Like most people, the first time I met John Sloan, I heard him before I saw him. That loud, sweary voice booming across a Calais warehouse became the daily soundtrack to our Refugee Support journey.
In 2015, he intended to enjoy his retirement travelling around the world but he postponed that plan to spend a month helping in Calais and the rapidly expanding jungle. The place was absolute chaos so this decisive man who had run a logistics business was critical to imposing some kind of order. We got on well and both early risers, started most mornings with coffee and cigarettes before heading into the madness of the days there.
That month in Calais became six months and then he returned to his plan to travel. He wanted to go to Asia but first thought he would see what the refugee situation was like in southern Europe with a vague idea of helping. If Calais was where we saw we could help, it was in Greece that we found out how to help and Refugee Support was born. For the next five years he lived and breathed that organisation.
His favourite story was about how we got started. Greece was opening derelict sites to settle refugees trapped in the country and John found one at a small town called Alexandreia near Thessaloniki. It was run by the military helicopter division of well-meaning but totally overwhelmed pilots, gunners and engineers. He waited outside the gates of that camp with 800 new refugee arrivals until he finally persuaded the Colonel to let him help. The Colonel said he could help but under no circumstances could we put a single screw in a single wall.
The next day John called me to say he had plans for a kitchen, a school, a playground, a warehouse and a distribution centre. We ended up doing all that and a lot more. It was John all over. At heart, he was a salesman. He could charm. He loved doing deals. He was persistent. He was never short on ambition. And once he had a plan he wanted it done immediately. It was like working with a bulldozer.
One camp was not enough so before long we were working in two other camps. At one point we were working in five refugee camps with about 2,500 refugees and 40 volunteers. And then he wanted to go to Bangladesh to support the Rohinja. We were there for 4 months. Then we opened up our first Dignity Centre in Cyprus. He constantly talked about going all over the world.
Looking back on it now, I don’t know how we did it. But I know I couldn’t have had the most rewarding eight years of my life without him. Where he was bold, impatient and a constant font of ideas, I was cautious, analytical and organised. We both only really cared about results, both enjoyed clowning about and both had endless optimism. Together, we achieved amazing things.
As anyone who met him will also know, he could be…difficult. He could be incredibly unreasonable. He had an infuriating habit of interrupting you. He would play Chris de Burgh on repeat. He frequently lost his temper. We once had a shouting match over the phone that went on for 10 minutes where we both quit. The next day we were back to solving problems and making plans.
And like all people he could be contradictory. He forgot everyone’s name but had an unerring and enviable memory for numbers and prices. He would shun any praise but would have absolutely loved the adoring comments the announcement of his death has prompted. He would complain bitterly about having to pay for the coffee if he thought it wasn’t his turn but repeatedly paid for some of our big ticket projects.
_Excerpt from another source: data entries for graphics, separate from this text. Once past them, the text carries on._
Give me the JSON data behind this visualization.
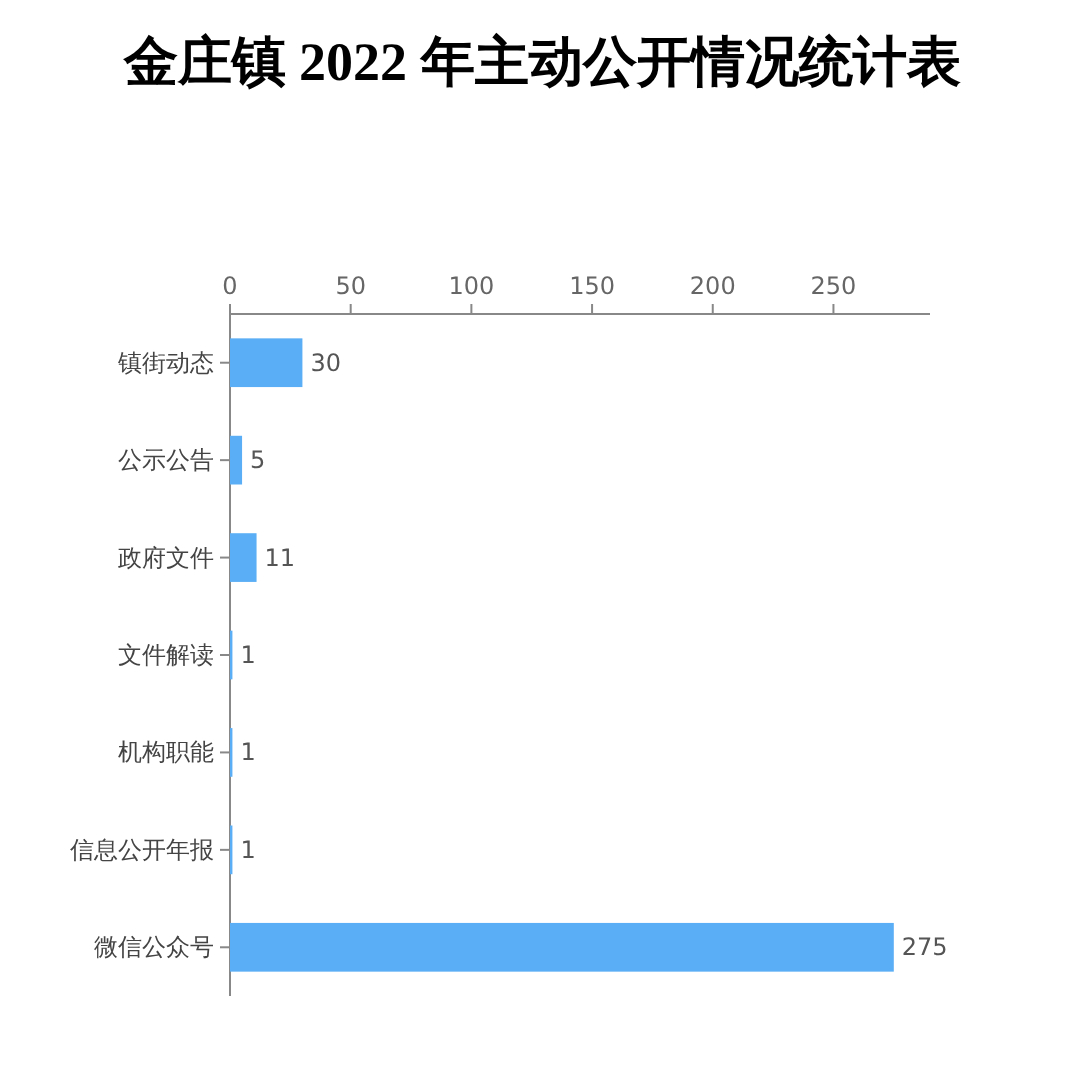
{
  "chart_data": {
    "type": "bar",
    "title": "金庄镇 2022 年主动公开情况统计表",
    "orientation": "horizontal",
    "categories": [
      "镇街动态",
      "公示公告",
      "政府文件",
      "文件解读",
      "机构职能",
      "信息公开年报",
      "微信公众号"
    ],
    "values": [
      30,
      5,
      11,
      1,
      1,
      1,
      275
    ],
    "color": "#5aaef5",
    "xlim": [
      0,
      290
    ],
    "xticks": [
      0,
      50,
      100,
      150,
      200,
      250
    ],
    "data_labels": true
  }
}
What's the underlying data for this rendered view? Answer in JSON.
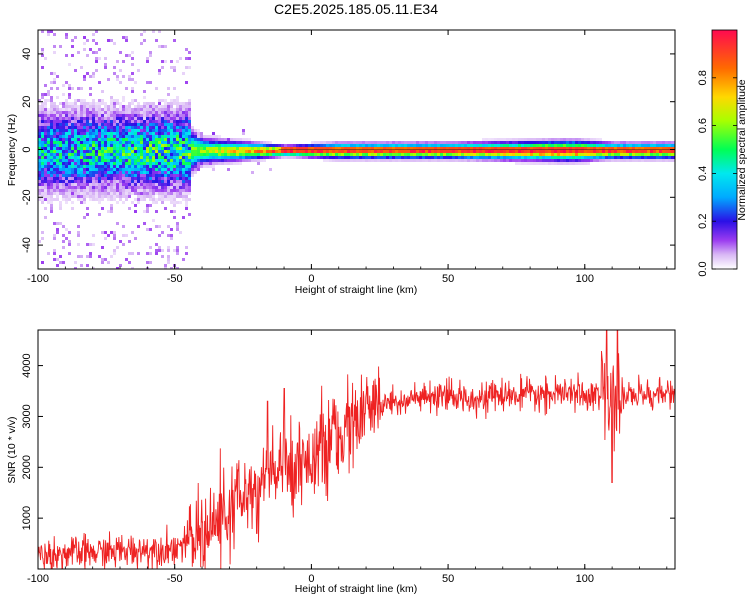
{
  "title": "C2E5.2025.185.05.11.E34",
  "colors": {
    "snr_line": "#ee2222",
    "colormap_low": "#ffffff",
    "colormap_stops": [
      "#f4eefc",
      "#cfa8f2",
      "#9e3df2",
      "#3a1fe8",
      "#00ccff",
      "#00ff60",
      "#b8ff00",
      "#ffd000",
      "#ff6a00",
      "#ff1060"
    ]
  },
  "chart_data": [
    {
      "type": "heatmap",
      "name": "spectrogram",
      "xlabel": "Height of straight line (km)",
      "ylabel": "Frequency (Hz)",
      "xlim": [
        -100,
        133
      ],
      "ylim": [
        -50,
        50
      ],
      "x_ticks": [
        "-100",
        "-50",
        "0",
        "50",
        "100"
      ],
      "y_ticks": [
        "-40",
        "-20",
        "0",
        "20",
        "40"
      ],
      "colorbar": {
        "label": "Normalized spectral amplitude",
        "range": [
          0,
          1
        ],
        "ticks": [
          "0.0",
          "0.2",
          "0.4",
          "0.6",
          "0.8"
        ]
      },
      "description_points": [
        {
          "x": -100,
          "spread_hz": 50,
          "peak": 0.45
        },
        {
          "x": -70,
          "spread_hz": 45,
          "peak": 0.5
        },
        {
          "x": -50,
          "spread_hz": 12,
          "peak": 0.55
        },
        {
          "x": -40,
          "spread_hz": 5,
          "peak": 0.6
        },
        {
          "x": -10,
          "spread_hz": 2,
          "peak": 0.95
        },
        {
          "x": 10,
          "spread_hz": 3,
          "peak": 0.9
        },
        {
          "x": 50,
          "spread_hz": 3,
          "peak": 0.92
        },
        {
          "x": 95,
          "spread_hz": 4,
          "peak": 0.95
        },
        {
          "x": 110,
          "spread_hz": 3,
          "peak": 0.9
        },
        {
          "x": 133,
          "spread_hz": 3,
          "peak": 0.9
        }
      ]
    },
    {
      "type": "line",
      "name": "snr",
      "xlabel": "Height of straight line (km)",
      "ylabel": "SNR (10 * v/v)",
      "xlim": [
        -100,
        133
      ],
      "ylim": [
        0,
        4700
      ],
      "x_ticks": [
        "-100",
        "-50",
        "0",
        "50",
        "100"
      ],
      "y_ticks": [
        "1000",
        "2000",
        "3000",
        "4000"
      ],
      "trend": {
        "x": [
          -100,
          -80,
          -60,
          -50,
          -45,
          -40,
          -35,
          -30,
          -25,
          -20,
          -15,
          -10,
          -5,
          0,
          5,
          10,
          15,
          20,
          25,
          30,
          40,
          60,
          80,
          100,
          108,
          112,
          120,
          133
        ],
        "y": [
          280,
          320,
          380,
          420,
          520,
          700,
          900,
          1150,
          1400,
          1650,
          1850,
          2000,
          2100,
          2200,
          2400,
          2600,
          2850,
          3050,
          3200,
          3300,
          3350,
          3380,
          3420,
          3450,
          3400,
          3400,
          3430,
          3450
        ]
      },
      "spikes": [
        {
          "x": -20,
          "y": 3000
        },
        {
          "x": -16,
          "y": 3300
        },
        {
          "x": -10,
          "y": 3550
        },
        {
          "x": -20,
          "y": 700
        },
        {
          "x": 108,
          "y": 4700
        },
        {
          "x": 110,
          "y": 1700
        },
        {
          "x": 112,
          "y": 4700
        }
      ]
    }
  ]
}
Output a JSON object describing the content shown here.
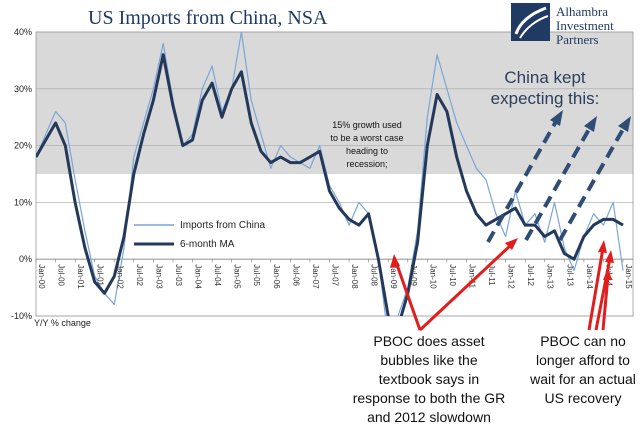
{
  "chart_data": {
    "type": "line",
    "title": "US Imports from China, NSA",
    "ylabel": "Y/Y % change",
    "ylim": [
      -10,
      40
    ],
    "yticks": [
      "-10%",
      "0%",
      "10%",
      "20%",
      "30%",
      "40%"
    ],
    "x_tick_labels": [
      "Jan-00",
      "Jul-00",
      "Jan-01",
      "Jul-01",
      "Jan-02",
      "Jul-02",
      "Jan-03",
      "Jul-03",
      "Jan-04",
      "Jul-04",
      "Jan-05",
      "Jul-05",
      "Jan-06",
      "Jul-06",
      "Jan-07",
      "Jul-07",
      "Jan-08",
      "Jul-08",
      "Jan-09",
      "Jul-09",
      "Jan-10",
      "Jul-10",
      "Jan-11",
      "Jul-11",
      "Jan-12",
      "Jul-12",
      "Jan-13",
      "Jul-13",
      "Jan-14",
      "Jul-14",
      "Jan-15"
    ],
    "shaded_band": [
      15,
      40
    ],
    "series": [
      {
        "name": "Imports from China",
        "color": "#7aa6d6",
        "x": [
          "2000-01",
          "2000-04",
          "2000-07",
          "2000-10",
          "2001-01",
          "2001-04",
          "2001-07",
          "2001-10",
          "2002-01",
          "2002-04",
          "2002-07",
          "2002-10",
          "2003-01",
          "2003-04",
          "2003-07",
          "2003-10",
          "2004-01",
          "2004-04",
          "2004-07",
          "2004-10",
          "2005-01",
          "2005-04",
          "2005-07",
          "2005-10",
          "2006-01",
          "2006-04",
          "2006-07",
          "2006-10",
          "2007-01",
          "2007-04",
          "2007-07",
          "2007-10",
          "2008-01",
          "2008-04",
          "2008-07",
          "2008-10",
          "2009-01",
          "2009-04",
          "2009-07",
          "2009-10",
          "2010-01",
          "2010-04",
          "2010-07",
          "2010-10",
          "2011-01",
          "2011-04",
          "2011-07",
          "2011-10",
          "2012-01",
          "2012-04",
          "2012-07",
          "2012-10",
          "2013-01",
          "2013-04",
          "2013-07",
          "2013-10",
          "2014-01",
          "2014-04",
          "2014-07",
          "2014-10",
          "2015-01"
        ],
        "values": [
          18,
          22,
          26,
          24,
          14,
          5,
          -3,
          -6,
          -8,
          2,
          18,
          24,
          30,
          38,
          28,
          20,
          22,
          30,
          34,
          26,
          30,
          40,
          28,
          22,
          16,
          20,
          18,
          17,
          16,
          20,
          13,
          10,
          6,
          10,
          8,
          0,
          -14,
          -10,
          -5,
          5,
          25,
          36,
          30,
          24,
          20,
          16,
          14,
          8,
          4,
          12,
          6,
          8,
          3,
          10,
          2,
          -2,
          4,
          8,
          6,
          10,
          -2
        ]
      },
      {
        "name": "6-month MA",
        "color": "#24395a",
        "x": [
          "2000-01",
          "2000-04",
          "2000-07",
          "2000-10",
          "2001-01",
          "2001-04",
          "2001-07",
          "2001-10",
          "2002-01",
          "2002-04",
          "2002-07",
          "2002-10",
          "2003-01",
          "2003-04",
          "2003-07",
          "2003-10",
          "2004-01",
          "2004-04",
          "2004-07",
          "2004-10",
          "2005-01",
          "2005-04",
          "2005-07",
          "2005-10",
          "2006-01",
          "2006-04",
          "2006-07",
          "2006-10",
          "2007-01",
          "2007-04",
          "2007-07",
          "2007-10",
          "2008-01",
          "2008-04",
          "2008-07",
          "2008-10",
          "2009-01",
          "2009-04",
          "2009-07",
          "2009-10",
          "2010-01",
          "2010-04",
          "2010-07",
          "2010-10",
          "2011-01",
          "2011-04",
          "2011-07",
          "2011-10",
          "2012-01",
          "2012-04",
          "2012-07",
          "2012-10",
          "2013-01",
          "2013-04",
          "2013-07",
          "2013-10",
          "2014-01",
          "2014-04",
          "2014-07",
          "2014-10",
          "2015-01"
        ],
        "values": [
          18,
          21,
          24,
          20,
          10,
          2,
          -4,
          -6,
          -3,
          4,
          15,
          22,
          28,
          36,
          27,
          20,
          21,
          28,
          31,
          25,
          30,
          33,
          24,
          19,
          17,
          18,
          17,
          17,
          18,
          19,
          12,
          9,
          7,
          6,
          8,
          0,
          -10,
          -12,
          -6,
          3,
          20,
          29,
          26,
          18,
          12,
          8,
          6,
          7,
          8,
          9,
          6,
          6,
          4,
          5,
          1,
          0,
          4,
          6,
          7,
          7,
          6
        ]
      }
    ],
    "legend_placement": "center-left",
    "annotations": [
      {
        "text": "15% growth used to be a worst case heading to recession;"
      },
      {
        "text": "China kept expecting this:"
      },
      {
        "text": "PBOC does asset bubbles like the textbook says in response to both the GR and 2012 slowdown"
      },
      {
        "text": "PBOC can no longer afford to wait for an actual US recovery"
      }
    ]
  },
  "texts": {
    "title": "US Imports from China, NSA",
    "ylabel": "Y/Y % change",
    "legend_1": "Imports from China",
    "legend_2": "6-month MA",
    "note_15pct_lines": [
      "15% growth used",
      "to be a worst case",
      "heading to",
      "recession;"
    ],
    "china_expect_lines": [
      "China kept",
      "expecting this:"
    ],
    "pboc1_lines": [
      "PBOC does asset",
      "bubbles like the",
      "textbook says in",
      "response to both the GR",
      "and 2012 slowdown"
    ],
    "pboc2_lines": [
      "PBOC can no",
      "longer afford to",
      "wait for an actual",
      "US recovery"
    ],
    "logo_lines": [
      "Alhambra",
      "Investment",
      "Partners"
    ]
  },
  "colors": {
    "band": "#d9d9d9",
    "thin_line": "#7aa6d6",
    "thick_line": "#24395a",
    "arrow_red": "#e21d1d",
    "dashed_arrow": "#2f4d75"
  }
}
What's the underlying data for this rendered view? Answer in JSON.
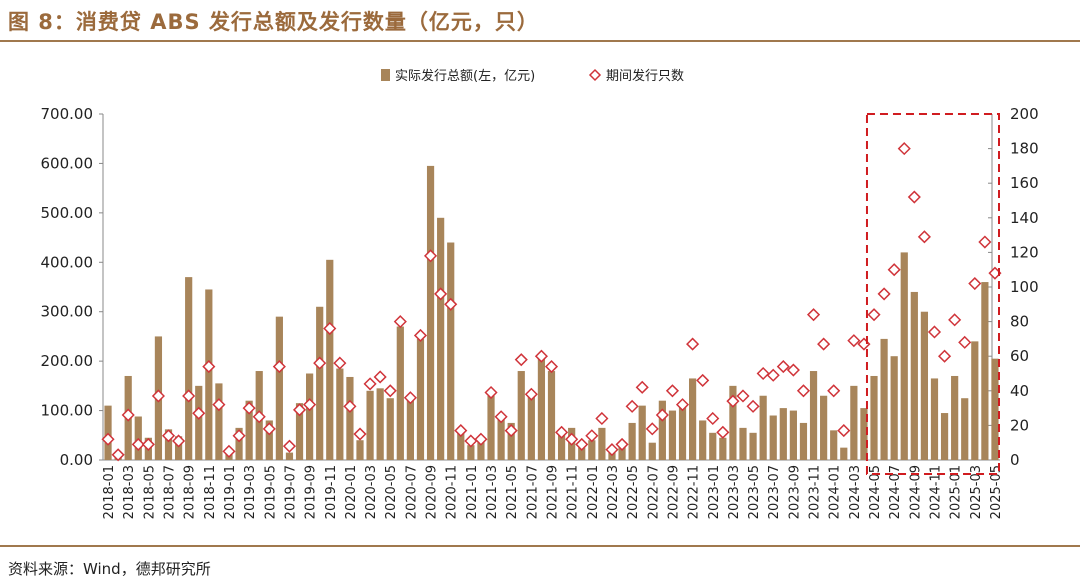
{
  "title": "图 8：消费贷 ABS 发行总额及发行数量（亿元，只）",
  "source": "资料来源：Wind，德邦研究所",
  "chart_data": {
    "type": "bar",
    "x": [
      "2018-01",
      "2018-02",
      "2018-03",
      "2018-04",
      "2018-05",
      "2018-06",
      "2018-07",
      "2018-08",
      "2018-09",
      "2018-10",
      "2018-11",
      "2018-12",
      "2019-01",
      "2019-02",
      "2019-03",
      "2019-04",
      "2019-05",
      "2019-06",
      "2019-07",
      "2019-08",
      "2019-09",
      "2019-10",
      "2019-11",
      "2019-12",
      "2020-01",
      "2020-02",
      "2020-03",
      "2020-04",
      "2020-05",
      "2020-06",
      "2020-07",
      "2020-08",
      "2020-09",
      "2020-10",
      "2020-11",
      "2020-12",
      "2021-01",
      "2021-02",
      "2021-03",
      "2021-04",
      "2021-05",
      "2021-06",
      "2021-07",
      "2021-08",
      "2021-09",
      "2021-10",
      "2021-11",
      "2021-12",
      "2022-01",
      "2022-02",
      "2022-03",
      "2022-04",
      "2022-05",
      "2022-06",
      "2022-07",
      "2022-08",
      "2022-09",
      "2022-10",
      "2022-11",
      "2022-12",
      "2023-01",
      "2023-02",
      "2023-03",
      "2023-04",
      "2023-05",
      "2023-06",
      "2023-07",
      "2023-08",
      "2023-09",
      "2023-10",
      "2023-11",
      "2023-12",
      "2024-01",
      "2024-02",
      "2024-03",
      "2024-04",
      "2024-05",
      "2024-06",
      "2024-07",
      "2024-08",
      "2024-09",
      "2024-10",
      "2024-11",
      "2024-12",
      "2025-01",
      "2025-02",
      "2025-03",
      "2025-04",
      "2025-05"
    ],
    "series": [
      {
        "name": "实际发行总额(左，亿元)",
        "type": "bar",
        "axis": "left",
        "color": "#a8855a",
        "values": [
          110,
          5,
          170,
          88,
          45,
          250,
          62,
          48,
          370,
          150,
          345,
          155,
          15,
          65,
          120,
          180,
          80,
          290,
          15,
          115,
          175,
          310,
          405,
          185,
          168,
          40,
          140,
          145,
          125,
          270,
          125,
          245,
          595,
          490,
          440,
          55,
          30,
          40,
          130,
          85,
          75,
          180,
          130,
          210,
          180,
          55,
          65,
          25,
          40,
          65,
          15,
          30,
          75,
          110,
          35,
          120,
          100,
          110,
          165,
          80,
          55,
          45,
          150,
          65,
          55,
          130,
          90,
          105,
          100,
          75,
          180,
          130,
          60,
          25,
          150,
          105,
          170,
          245,
          210,
          420,
          340,
          300,
          165,
          95,
          170,
          125,
          240,
          360,
          205
        ]
      },
      {
        "name": "期间发行只数",
        "type": "scatter",
        "axis": "right",
        "color": "#d0343a",
        "values": [
          12,
          3,
          26,
          9,
          9,
          37,
          14,
          11,
          37,
          27,
          54,
          32,
          5,
          14,
          30,
          25,
          18,
          54,
          8,
          29,
          32,
          56,
          76,
          56,
          31,
          15,
          44,
          48,
          40,
          80,
          36,
          72,
          118,
          96,
          90,
          17,
          11,
          12,
          39,
          25,
          17,
          58,
          38,
          60,
          54,
          16,
          12,
          9,
          14,
          24,
          6,
          9,
          31,
          42,
          18,
          26,
          40,
          32,
          67,
          46,
          24,
          16,
          34,
          37,
          31,
          50,
          49,
          54,
          52,
          40,
          84,
          67,
          40,
          17,
          69,
          67,
          84,
          96,
          110,
          180,
          152,
          129,
          74,
          60,
          81,
          68,
          102,
          126,
          108
        ]
      }
    ],
    "yleft": {
      "range": [
        0,
        700
      ],
      "ticks": [
        "0.00",
        "100.00",
        "200.00",
        "300.00",
        "400.00",
        "500.00",
        "600.00",
        "700.00"
      ]
    },
    "yright": {
      "range": [
        0,
        200
      ],
      "ticks": [
        "0",
        "20",
        "40",
        "60",
        "80",
        "100",
        "120",
        "140",
        "160",
        "180",
        "200"
      ]
    },
    "xtick_step": 2,
    "legend": "top-center",
    "highlight": {
      "from": "2024-05",
      "to": "2025-05",
      "style": "red dashed box"
    }
  }
}
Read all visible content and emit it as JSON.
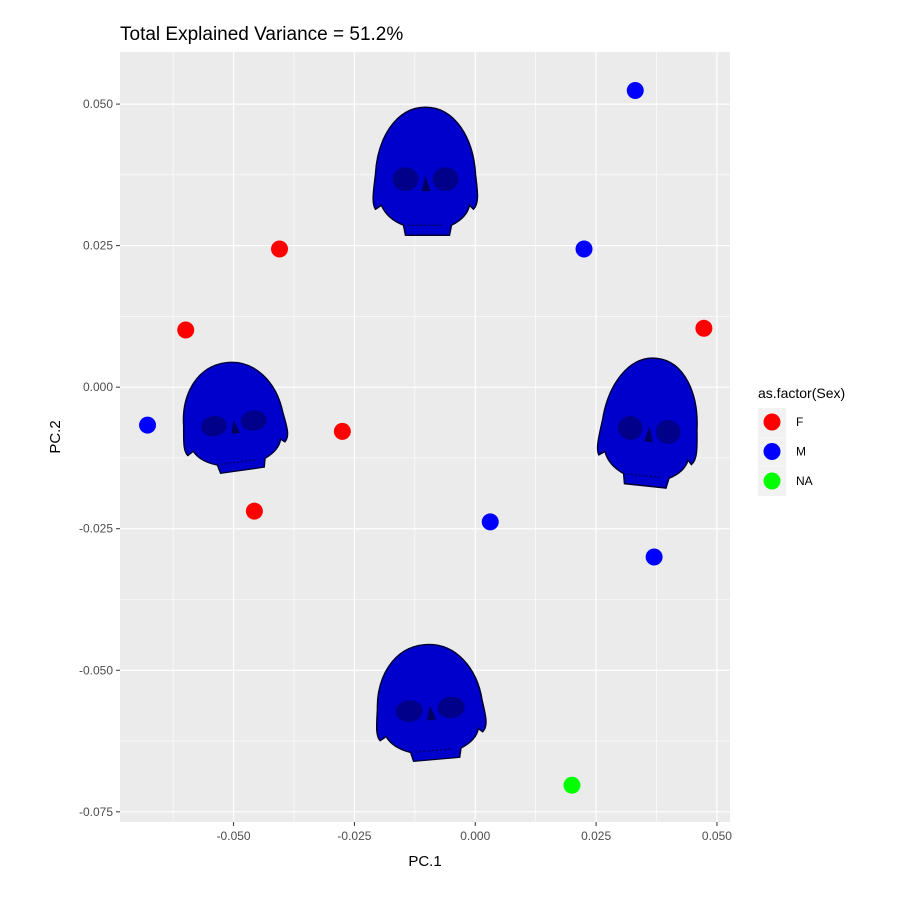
{
  "chart_data": {
    "type": "scatter",
    "title": "Total Explained Variance = 51.2%",
    "xlabel": "PC.1",
    "ylabel": "PC.2",
    "xlim": [
      -0.0735,
      0.0527
    ],
    "ylim": [
      -0.0768,
      0.0592
    ],
    "xticks": [
      -0.05,
      -0.025,
      0.0,
      0.025,
      0.05
    ],
    "xtick_labels": [
      "-0.050",
      "-0.025",
      "0.000",
      "0.025",
      "0.050"
    ],
    "yticks": [
      0.05,
      0.025,
      0.0,
      -0.025,
      -0.05,
      -0.075
    ],
    "ytick_labels": [
      "0.050",
      "0.025",
      "0.000",
      "-0.025",
      "-0.050",
      "-0.075"
    ],
    "grid": true,
    "legend": {
      "title": "as.factor(Sex)",
      "placement": "right",
      "entries": [
        {
          "label": "F",
          "color": "#ff0000"
        },
        {
          "label": "M",
          "color": "#0000ff"
        },
        {
          "label": "NA",
          "color": "#00ff00"
        }
      ]
    },
    "series": [
      {
        "name": "F",
        "color": "#ff0000",
        "points": [
          [
            -0.0405,
            0.0244
          ],
          [
            -0.0599,
            0.0101
          ],
          [
            -0.0275,
            -0.0078
          ],
          [
            -0.0457,
            -0.0219
          ],
          [
            0.0473,
            0.0104
          ]
        ]
      },
      {
        "name": "M",
        "color": "#0000ff",
        "points": [
          [
            -0.0678,
            -0.0067
          ],
          [
            0.0331,
            0.0524
          ],
          [
            0.0225,
            0.0244
          ],
          [
            0.0031,
            -0.0238
          ],
          [
            0.037,
            -0.03
          ]
        ]
      },
      {
        "name": "NA",
        "color": "#00ff00",
        "points": [
          [
            0.02,
            -0.0703
          ]
        ]
      }
    ],
    "skull_images": [
      {
        "view": "front",
        "center": [
          -0.0103,
          0.0385
        ]
      },
      {
        "view": "left-oblique",
        "center": [
          -0.0502,
          -0.0049
        ]
      },
      {
        "view": "right-oblique",
        "center": [
          0.0362,
          -0.0058
        ]
      },
      {
        "view": "low-oblique",
        "center": [
          -0.0095,
          -0.0553
        ]
      }
    ],
    "skull_color": "#0000cc"
  }
}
Setting up new projects was what he loved and one of our most rewarding was in Tijuana in 2018. We went with no idea how or where we were going to help. But, as with every project we’ve done, we started with a contact, found out what people needed, decided to help and good people joined in. Working with a local grass roots organisation of wonderful people and some brilliant volunteers who came to help, within a few days we were serving hundreds of people hot food on the street. It’s a magical process that we’ve seen again and again but it needs a John to make it happen.
The stress and the work inevitably took its toll and he started spending more time in the UK, getting a place close to Adam and Gemma who then made his dreams come true by providing him with grandchildren. And even though RS had been everything before that, he was happy letting me take over while he turned all his attention to his family.
I spoke to John just before he went into hospital and his mercifully short illness. He wanted to live much, much longer to see his beloved grandchildren grow into adults. But that fiercely independent man would have hated a lingering exit. Even then he was talking about buying a caravan so he could go touring.
I learnt so much from John. He could drive me completely around the bend but I loved him like a brother. It’s been a rough couple of days but to quote Faulkner: Between grief and nothing, I will take grief. We had something and it lives on.